Photo #1 shows Louisbourg Lighthouse under the morning’s grey skies. Lighthouse Point is part of the Fortress of Louisbourg National Historic Site of Canada, administered by Parks Canada, and the trail head of the Louisbourg Lighthouse Trail, a fine walking trail that leads along the coast to a loop at Gun Landing Cove. A newly renovated hiking trail leads on from there to Eastern Point of Lorraine Head, described here, a strenuous trek, at least for me, but one with marvellous views of the coast, which it follows closely. This was clearly not a day for either trail, and I had other plans anyway, but it was great to see this lovely spot once again, even if not under ideal conditions.
Photo #2 looks northeast along the coast towards Western Gun Landing Cove Head, where the waves, propelled by a stiff wind, are crashing on the rocky headland with huge sprays pushed way up into the air—the spray from the wave at the right is more than two-thirds the height of the headland! Indeed, while I was sitting in the car eating breakfast, I twice noticed a wave in the other direction that splashed higher than the parking lot itself; I couldn’t quite work out the timing of these giants, which seemed to arrive about every five to seven minutes, so I don’t have a photo of such a wave, but was easily as high as the base of the lighthouse. The wave left of centre in photo #2 is not so tall, but considerably more massive than the one at the right; the effects on the rocks themselves from this regularly repeated bombardment just have to be brutal.
Photo #3 looks closer at hand at the shore and the incoming seething waters. The rock at the left has just been drenched by an incoming wave and the water can be seen running back down its sides. For reasons unknown, I am peculiarly addicted to waves splashing onshore and there were many here indeed to watch and marvel at. What a wild coast on a day like this!

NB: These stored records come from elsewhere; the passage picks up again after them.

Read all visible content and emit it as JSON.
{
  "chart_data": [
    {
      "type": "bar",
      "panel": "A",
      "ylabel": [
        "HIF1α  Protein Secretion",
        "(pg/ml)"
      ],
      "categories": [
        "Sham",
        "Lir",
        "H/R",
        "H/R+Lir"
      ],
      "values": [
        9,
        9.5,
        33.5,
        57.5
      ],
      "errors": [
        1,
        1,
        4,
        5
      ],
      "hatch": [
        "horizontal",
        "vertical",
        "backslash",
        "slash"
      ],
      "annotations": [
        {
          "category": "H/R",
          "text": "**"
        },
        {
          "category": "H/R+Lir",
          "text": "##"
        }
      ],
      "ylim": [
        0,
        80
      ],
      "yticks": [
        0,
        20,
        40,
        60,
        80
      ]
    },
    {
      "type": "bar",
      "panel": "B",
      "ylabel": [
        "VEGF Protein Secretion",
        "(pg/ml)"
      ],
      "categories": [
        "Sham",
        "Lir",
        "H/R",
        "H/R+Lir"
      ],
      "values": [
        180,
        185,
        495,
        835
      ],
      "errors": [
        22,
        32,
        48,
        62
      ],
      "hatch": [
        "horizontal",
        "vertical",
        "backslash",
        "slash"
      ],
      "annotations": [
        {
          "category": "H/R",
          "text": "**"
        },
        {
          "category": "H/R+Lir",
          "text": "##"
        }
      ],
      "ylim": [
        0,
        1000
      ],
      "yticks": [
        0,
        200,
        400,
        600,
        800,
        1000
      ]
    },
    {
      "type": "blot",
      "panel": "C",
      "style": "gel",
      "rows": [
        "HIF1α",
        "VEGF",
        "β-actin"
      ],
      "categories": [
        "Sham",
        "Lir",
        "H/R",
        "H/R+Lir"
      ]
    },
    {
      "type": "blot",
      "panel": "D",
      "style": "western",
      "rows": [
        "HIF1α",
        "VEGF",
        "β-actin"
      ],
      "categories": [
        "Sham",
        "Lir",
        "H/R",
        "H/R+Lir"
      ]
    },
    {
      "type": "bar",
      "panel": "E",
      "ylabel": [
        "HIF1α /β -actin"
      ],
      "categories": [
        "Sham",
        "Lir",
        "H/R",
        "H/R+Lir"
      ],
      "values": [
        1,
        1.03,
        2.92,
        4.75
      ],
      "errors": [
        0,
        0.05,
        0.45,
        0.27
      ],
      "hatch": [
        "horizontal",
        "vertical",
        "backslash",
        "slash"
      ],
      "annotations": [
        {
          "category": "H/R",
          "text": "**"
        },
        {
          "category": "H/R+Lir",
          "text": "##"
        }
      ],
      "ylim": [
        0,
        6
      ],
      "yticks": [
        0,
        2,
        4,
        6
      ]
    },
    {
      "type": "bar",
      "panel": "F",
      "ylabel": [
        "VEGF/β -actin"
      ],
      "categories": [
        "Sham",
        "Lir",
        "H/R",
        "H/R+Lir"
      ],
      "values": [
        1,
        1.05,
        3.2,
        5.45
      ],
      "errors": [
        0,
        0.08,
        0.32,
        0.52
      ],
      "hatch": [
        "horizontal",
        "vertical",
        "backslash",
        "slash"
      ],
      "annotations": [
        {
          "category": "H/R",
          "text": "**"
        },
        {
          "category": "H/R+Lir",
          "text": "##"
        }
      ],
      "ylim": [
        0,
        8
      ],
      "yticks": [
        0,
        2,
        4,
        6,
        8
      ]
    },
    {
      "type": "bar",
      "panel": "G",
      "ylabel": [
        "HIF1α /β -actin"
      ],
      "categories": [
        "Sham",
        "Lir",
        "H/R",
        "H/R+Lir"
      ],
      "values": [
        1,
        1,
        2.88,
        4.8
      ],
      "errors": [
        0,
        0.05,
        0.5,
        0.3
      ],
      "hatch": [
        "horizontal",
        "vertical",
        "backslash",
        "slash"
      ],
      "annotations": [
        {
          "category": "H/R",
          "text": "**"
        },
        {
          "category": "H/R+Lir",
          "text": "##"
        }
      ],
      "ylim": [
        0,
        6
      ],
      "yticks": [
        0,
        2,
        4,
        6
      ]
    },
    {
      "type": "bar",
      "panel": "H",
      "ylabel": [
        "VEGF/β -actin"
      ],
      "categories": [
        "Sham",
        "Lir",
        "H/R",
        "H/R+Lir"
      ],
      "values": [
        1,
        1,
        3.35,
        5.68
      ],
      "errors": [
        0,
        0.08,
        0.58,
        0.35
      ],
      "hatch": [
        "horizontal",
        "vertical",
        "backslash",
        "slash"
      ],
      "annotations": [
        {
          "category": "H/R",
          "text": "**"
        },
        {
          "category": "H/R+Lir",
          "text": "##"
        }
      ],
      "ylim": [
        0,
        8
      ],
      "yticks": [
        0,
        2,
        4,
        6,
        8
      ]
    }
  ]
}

Photo #4 looks south at the harbour entrance at Rocky Island off Louisbourg Lighthouse Point, where the waves were not so ferocious in the lee side of the island. Still, every now and again, a giant wave would crash into the other side of the island and splash high enough to be noticeable. The fall colours are most visible in this photo (and in photo #1 at the base of the lighthouse), where they are dark enough that they look frost-bitten, though I wasn’t aware that any frost had struck while I was in Cape Breton.
Photo #5 looks across the mouth Louisbourg Harbour to Fortress Louisbourg with the steeple of the King’s Bastion at the centre of the photo. Since I did not visit the fortress this trip nor earlier this year, I do not know what the yellow-coloured structure to the right of the Kings Bastion and to the left of the triangular white-shaped building is, but it is new; magnification reveals the yellow colour to be new lumber, so either an existing building is in the process of being refurbished or a new building is being built there. This fantastic site drenched in the history of Cape Breton and Canada is well worth a visit; I have found it fascinating each time I have been there. Plan on spending a whole day and on doing lots of walking.